À vrai dire, s’il s’agit des actes, des manifestations extérieures, les dogmes peuvent avoir une influence puissante, comme en ont une l’habitude et l’exemple : — ces derniers, parce que l’homme du commun ne se fie pas à son jugement, dont il sait la faiblesse ; mais seulement à son expérience et à celle d’autrui ; — mais ce n’est pas là ce qui change le fond de l’intention[1].
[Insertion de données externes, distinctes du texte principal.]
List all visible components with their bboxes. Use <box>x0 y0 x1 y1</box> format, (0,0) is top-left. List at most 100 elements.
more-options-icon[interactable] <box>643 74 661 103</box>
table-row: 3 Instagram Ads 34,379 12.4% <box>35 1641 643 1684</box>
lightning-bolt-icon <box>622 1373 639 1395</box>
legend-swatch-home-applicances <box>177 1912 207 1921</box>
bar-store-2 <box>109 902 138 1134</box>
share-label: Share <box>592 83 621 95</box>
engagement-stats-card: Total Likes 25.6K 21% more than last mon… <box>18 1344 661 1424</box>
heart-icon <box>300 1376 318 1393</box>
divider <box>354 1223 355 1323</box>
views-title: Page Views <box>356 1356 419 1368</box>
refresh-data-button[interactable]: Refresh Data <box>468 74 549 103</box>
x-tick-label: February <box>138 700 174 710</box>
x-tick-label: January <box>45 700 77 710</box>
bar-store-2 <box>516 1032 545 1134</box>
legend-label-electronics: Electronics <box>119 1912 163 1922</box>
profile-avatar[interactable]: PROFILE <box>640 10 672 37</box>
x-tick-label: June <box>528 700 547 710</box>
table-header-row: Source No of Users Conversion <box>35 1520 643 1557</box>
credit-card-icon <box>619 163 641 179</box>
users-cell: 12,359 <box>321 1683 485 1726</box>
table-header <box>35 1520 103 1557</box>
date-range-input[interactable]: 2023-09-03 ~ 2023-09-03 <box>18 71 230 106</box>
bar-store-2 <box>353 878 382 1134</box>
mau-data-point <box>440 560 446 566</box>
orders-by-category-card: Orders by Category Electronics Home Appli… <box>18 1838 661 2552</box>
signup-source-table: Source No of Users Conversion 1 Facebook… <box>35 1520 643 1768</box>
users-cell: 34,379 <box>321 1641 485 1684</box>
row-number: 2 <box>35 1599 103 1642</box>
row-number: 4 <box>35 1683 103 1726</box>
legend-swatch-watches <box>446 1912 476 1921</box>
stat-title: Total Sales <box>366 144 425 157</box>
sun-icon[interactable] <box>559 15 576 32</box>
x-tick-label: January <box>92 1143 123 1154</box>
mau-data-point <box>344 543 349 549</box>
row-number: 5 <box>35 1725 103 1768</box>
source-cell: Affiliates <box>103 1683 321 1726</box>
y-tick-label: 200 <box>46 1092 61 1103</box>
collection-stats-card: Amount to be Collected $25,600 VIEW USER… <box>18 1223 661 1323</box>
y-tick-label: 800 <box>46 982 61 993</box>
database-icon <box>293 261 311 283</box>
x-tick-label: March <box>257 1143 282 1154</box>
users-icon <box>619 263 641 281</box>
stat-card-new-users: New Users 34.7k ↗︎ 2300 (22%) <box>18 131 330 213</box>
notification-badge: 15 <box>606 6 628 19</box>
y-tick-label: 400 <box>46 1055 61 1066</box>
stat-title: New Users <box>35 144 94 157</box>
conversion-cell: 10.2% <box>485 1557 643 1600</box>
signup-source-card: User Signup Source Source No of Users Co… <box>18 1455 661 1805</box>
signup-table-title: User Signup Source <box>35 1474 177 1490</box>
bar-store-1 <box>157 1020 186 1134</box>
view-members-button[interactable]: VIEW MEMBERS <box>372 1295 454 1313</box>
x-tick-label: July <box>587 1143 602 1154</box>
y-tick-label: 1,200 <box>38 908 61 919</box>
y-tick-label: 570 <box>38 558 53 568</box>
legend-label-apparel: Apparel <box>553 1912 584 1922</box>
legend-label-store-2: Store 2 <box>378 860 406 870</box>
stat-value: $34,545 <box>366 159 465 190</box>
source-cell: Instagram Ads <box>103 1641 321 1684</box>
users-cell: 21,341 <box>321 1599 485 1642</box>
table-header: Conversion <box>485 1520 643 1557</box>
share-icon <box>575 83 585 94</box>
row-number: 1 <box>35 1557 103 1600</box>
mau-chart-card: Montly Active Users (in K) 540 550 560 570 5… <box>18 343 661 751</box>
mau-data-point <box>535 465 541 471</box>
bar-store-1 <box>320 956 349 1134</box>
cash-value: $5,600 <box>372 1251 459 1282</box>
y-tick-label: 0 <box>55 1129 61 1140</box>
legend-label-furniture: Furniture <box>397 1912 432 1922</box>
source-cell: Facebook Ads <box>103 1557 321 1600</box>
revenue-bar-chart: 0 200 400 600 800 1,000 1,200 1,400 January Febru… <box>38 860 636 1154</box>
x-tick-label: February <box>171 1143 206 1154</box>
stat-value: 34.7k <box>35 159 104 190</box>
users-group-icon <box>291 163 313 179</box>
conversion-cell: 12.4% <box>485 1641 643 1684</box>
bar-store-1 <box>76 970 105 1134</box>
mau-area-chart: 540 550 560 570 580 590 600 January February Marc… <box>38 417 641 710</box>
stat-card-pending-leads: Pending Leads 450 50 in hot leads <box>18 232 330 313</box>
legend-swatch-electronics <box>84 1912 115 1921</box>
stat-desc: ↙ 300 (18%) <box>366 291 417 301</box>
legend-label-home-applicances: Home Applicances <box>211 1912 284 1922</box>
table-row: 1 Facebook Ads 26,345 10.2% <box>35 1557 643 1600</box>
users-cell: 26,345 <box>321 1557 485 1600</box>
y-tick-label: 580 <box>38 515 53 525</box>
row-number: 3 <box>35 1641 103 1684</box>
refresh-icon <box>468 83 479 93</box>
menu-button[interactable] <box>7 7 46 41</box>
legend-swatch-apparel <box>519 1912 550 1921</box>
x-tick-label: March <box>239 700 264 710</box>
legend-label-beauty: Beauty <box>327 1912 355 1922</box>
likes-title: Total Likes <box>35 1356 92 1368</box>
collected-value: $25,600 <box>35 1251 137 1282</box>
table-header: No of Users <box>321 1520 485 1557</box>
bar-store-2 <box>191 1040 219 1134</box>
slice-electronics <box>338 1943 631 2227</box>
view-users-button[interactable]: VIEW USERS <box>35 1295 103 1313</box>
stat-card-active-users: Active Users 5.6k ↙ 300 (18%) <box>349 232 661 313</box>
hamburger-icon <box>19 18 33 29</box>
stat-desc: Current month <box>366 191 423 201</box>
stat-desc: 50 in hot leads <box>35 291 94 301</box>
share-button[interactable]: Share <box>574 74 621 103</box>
Une connaissance abstraite ne fait que donner des motifs ; or, les motifs, nous l’avons vu, peuvent bien changer la direction de la volonté : ils ne peuvent changer la volonté même. Or, une connaissance communicable ne peut agir sur la volonté qu’à titre de motif : donc, de quelque façon que les dogmes inclinent la volonté, ce sera toujours la même chose, que l’homme voudra d’une volonté proprement dite et générale : s’il reçoit des idées nouvelles, ce sera au sujet de la voie à suivre pour arriver à ce qu’il veut, et les motifs qu’on lui aura fait imaginer le conduiront parallèlement à ses motifs réels. Il est, par exemple, tout à fait indifférent, pour la valeur morale de l’homme, qu’il fasse des dons considérables aux pauvres, avec la ferme conviction d’en recevoir le décuple dans une vie future, ou bien qu’il dépense la même somme à améliorer un bien-fonds qui lui rendra plus tard, mais d’autant plus sûrement, de

  1. Ce sont là, comme dirait l’Église, de purs « opera operata », qui ne servent de rien, à moins que la grâce ne vienne nous donner la foi, qui nous conduit à une renaissance spirituelle. Nous reviendrons sur ce point.